His intervention in the Arab emirate was the subject of numerous criticisms, but nothing comparable to the controversy that caused the sculpture Tilted arc in Manhattan. Surely, the biggest setback of his long career. The rusted steel wall 37m long and 4m high that he had designed was removed in 1989 following a tumultuous public debate (the workers in the square where it was installed considered it a danger, in addition of an aesthetic horror). A legal process was then opened, the sculpture was dismantled and the pieces were cornered in a hangar, but that resolution served to draw up a law to protect the rights of artists over their works.
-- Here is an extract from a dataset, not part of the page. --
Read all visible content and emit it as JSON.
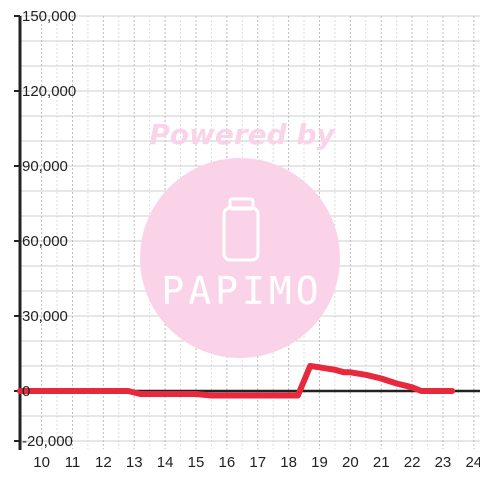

Serra, who always aired the admiration he felt for Oteiza – “At fifty he was the most progressive sculptor on the planet”, he assured – is widely represented in Spain, with works in museums such as the Macba, the Bellas Artes de Bilbao or Queen Sofia. In the latter, he was the unwitting protagonist of one of the most improbable but true stories in the art world: the magical disappearance from a warehouse, sometime between 1992 and 2005, of Equal parallel / Guernica-Bengasi (1986), a set made up of four massive blocks of skateable steel (38 tons of weight). An unresolved plot – it came out for renovations and nothing more has ever been known about it – that the writer recounted in Obra maestra. Resigned to the inevitable, Serra agreed to make a twin work, which has been exhibited at the museum since 2008.